Cook Political Report has more or less formalized their 2012 redistricting scorecard; their final score is a gain of one Republican seat, based solely on redistricting. Cook notes that this total actually represents about 10 to 15 seats being fortified for the GOP, given that the majority of legislators who benefited from redistricting were Republicans. This will no doubt infuriate Democrats, but then: elections matter.
In particular, state legislature elections matter.
As you probably remember, in 2010 state Republican parties did very well, flipping state legislatures across the country. This is important because it happened just before it came time to redraw congressional districts as per the new Census.
Which means that the GOP was extremely lucky to have gotten control of a critical number of state houses before the axe came down.
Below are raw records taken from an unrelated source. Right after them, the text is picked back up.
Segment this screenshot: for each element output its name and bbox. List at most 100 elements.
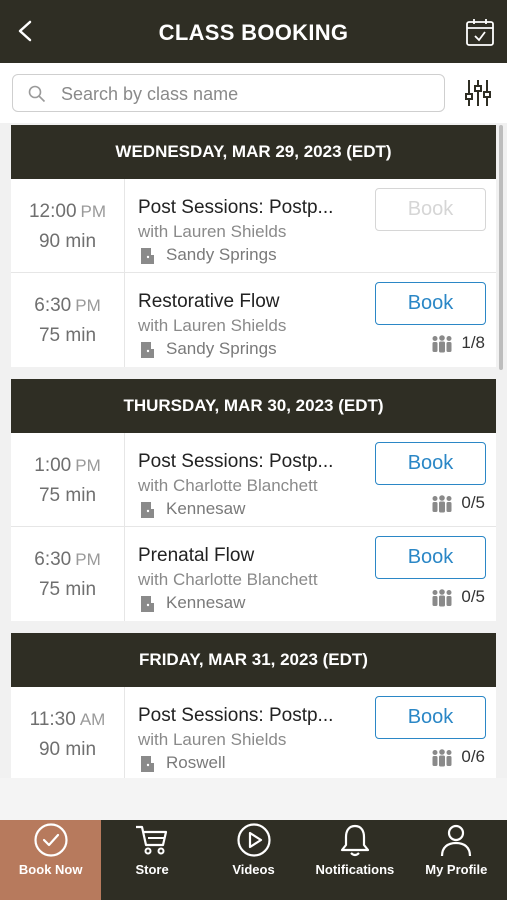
class-info: Prenatal Flow with Charlotte Blanchett K… [138, 545, 363, 613]
time-column: 11:30 AM 90 min [11, 687, 125, 778]
class-list[interactable]: WEDNESDAY, MAR 29, 2023 (EDT) 12:00 PM 90… [0, 123, 507, 778]
bottom-tab-bar: Book Now Store Videos Notifications My Profi… [0, 820, 507, 900]
door-icon [138, 341, 156, 359]
day-section: WEDNESDAY, MAR 29, 2023 (EDT) 12:00 PM 90… [11, 125, 496, 367]
capacity-indicator: 0/5 [431, 493, 485, 513]
duration: 90 min [38, 231, 97, 252]
time-column: 6:30 PM 75 min [11, 273, 125, 367]
class-info: Post Sessions: Postp... with Lauren Shie… [138, 197, 363, 265]
class-row: 6:30 PM 75 min Prenatal Flow with Charlot… [11, 527, 496, 621]
calendar-check-icon[interactable] [465, 17, 495, 47]
book-button[interactable]: Book [375, 188, 486, 231]
user-icon [438, 822, 474, 858]
tab-notifications[interactable]: Notifications [304, 820, 405, 900]
day-section: FRIDAY, MAR 31, 2023 (EDT) 11:30 AM 90 mi… [11, 633, 496, 778]
people-icon [431, 748, 453, 767]
am-pm: PM [75, 296, 101, 315]
capacity-count: 0/5 [461, 587, 485, 606]
people-icon [431, 334, 453, 353]
tab-label: Videos [232, 862, 275, 877]
tab-label: Notifications [315, 862, 395, 877]
capacity-indicator: 0/5 [431, 587, 485, 607]
app-screen: CLASS BOOKING Search by class name WEDNE… [0, 0, 507, 900]
class-row: 6:30 PM 75 min Restorative Flow with Laur… [11, 273, 496, 367]
class-row: 1:00 PM 75 min Post Sessions: Postp... wi… [11, 433, 496, 527]
class-info: Post Sessions: Postp... with Lauren Shie… [138, 705, 363, 773]
class-info: Restorative Flow with Lauren Shields San… [138, 291, 363, 359]
book-button[interactable]: Book [375, 536, 486, 579]
location-name: Sandy Springs [166, 245, 277, 264]
duration: 75 min [38, 325, 97, 346]
tab-videos[interactable]: Videos [203, 820, 304, 900]
am-pm: PM [75, 456, 101, 475]
instructor-name: with Lauren Shields [138, 222, 287, 241]
time-column: 12:00 PM 90 min [11, 179, 125, 272]
capacity-indicator: 0/6 [431, 747, 485, 767]
bell-icon [337, 822, 373, 858]
class-info: Post Sessions: Postp... with Charlotte B… [138, 451, 363, 519]
instructor-name: with Charlotte Blanchett [138, 570, 318, 589]
day-header: WEDNESDAY, MAR 29, 2023 (EDT) [11, 125, 496, 179]
duration: 90 min [38, 739, 97, 760]
class-name[interactable]: Post Sessions: Postp... [138, 197, 363, 219]
location-name: Roswell [166, 753, 226, 772]
class-name[interactable]: Post Sessions: Postp... [138, 705, 363, 727]
tab-store[interactable]: Store [101, 820, 202, 900]
day-section: THURSDAY, MAR 30, 2023 (EDT) 1:00 PM 75 m… [11, 379, 496, 621]
start-time: 6:30 [34, 295, 72, 316]
instructor-name: with Lauren Shields [138, 316, 287, 335]
cart-icon [134, 822, 170, 858]
search-bar-row: Search by class name [0, 63, 507, 123]
search-placeholder: Search by class name [61, 84, 239, 104]
start-time: 1:00 [34, 455, 72, 476]
instructor-name: with Charlotte Blanchett [138, 476, 318, 495]
search-icon [28, 85, 46, 103]
book-button[interactable]: Book [375, 282, 486, 325]
class-row: 12:00 PM 90 min Post Sessions: Postp... w… [11, 179, 496, 273]
start-time: 12:00 [28, 201, 77, 222]
tab-book-now[interactable]: Book Now [0, 820, 102, 900]
capacity-count: 0/6 [461, 747, 485, 766]
start-time: 11:30 [29, 709, 76, 730]
people-icon [431, 588, 453, 607]
people-icon [431, 494, 453, 513]
book-button[interactable]: Book [375, 696, 486, 739]
class-name[interactable]: Post Sessions: Postp... [138, 451, 363, 473]
location-name: Kennesaw [166, 499, 246, 518]
time-column: 6:30 PM 75 min [11, 527, 125, 621]
door-icon [138, 501, 156, 519]
am-pm: PM [75, 550, 101, 569]
tab-label: My Profile [425, 862, 488, 877]
page-title: CLASS BOOKING [158, 20, 349, 45]
door-icon [138, 247, 156, 265]
duration: 75 min [38, 579, 97, 600]
instructor-name: with Lauren Shields [138, 730, 287, 749]
am-pm: PM [80, 202, 107, 221]
play-circle-icon [236, 822, 272, 858]
day-header: THURSDAY, MAR 30, 2023 (EDT) [11, 379, 496, 433]
day-header: FRIDAY, MAR 31, 2023 (EDT) [11, 633, 496, 687]
class-name[interactable]: Prenatal Flow [138, 545, 363, 567]
duration: 75 min [38, 485, 97, 506]
search-input[interactable]: Search by class name [12, 74, 445, 112]
capacity-count: 1/8 [461, 333, 485, 352]
class-name[interactable]: Restorative Flow [138, 291, 363, 313]
capacity-indicator: 1/8 [431, 333, 485, 353]
book-button[interactable]: Book [375, 442, 486, 485]
time-column: 1:00 PM 75 min [11, 433, 125, 526]
filter-sliders-icon[interactable] [465, 78, 491, 108]
capacity-count: 0/5 [461, 493, 485, 512]
tab-label: Store [135, 862, 169, 877]
check-circle-icon [33, 822, 69, 858]
tab-label: Book Now [18, 862, 83, 877]
header-bar: CLASS BOOKING [0, 0, 507, 63]
scrollbar[interactable] [499, 125, 503, 370]
start-time: 6:30 [34, 549, 72, 570]
door-icon [138, 595, 156, 613]
tab-my-profile[interactable]: My Profile [406, 820, 507, 900]
location-name: Sandy Springs [166, 339, 277, 358]
door-icon [138, 755, 156, 773]
am-pm: AM [79, 710, 106, 729]
location-name: Kennesaw [166, 593, 246, 612]
class-row: 11:30 AM 90 min Post Sessions: Postp... w… [11, 687, 496, 778]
Below are Cook’s estimated gains/losses that occurred in states where the legislature flipped to the GOP (none of them flipped to the Democrats, of course). Note that Colorado is listed as divided: we flipped the state House in 2010, but not the state Senate.
That’s nine net Congressional seats that the national GOP may very well pick up because of state GOP parties. That’s the equivalent of 14% of our gains in 2010. And our projected net gains could have been larger, yet. Consider Illinois, where the Democratic-controlled legislature has manipulated the map to wipe out Republican gains in 2010: Cook calculated that our failure to be more competitive in Illinois state races will ending up costing us a net seven seats.
In other words: elections have consequences. Please keep this in mind in November; as well as the fact that there is no such thing as an unimportant race.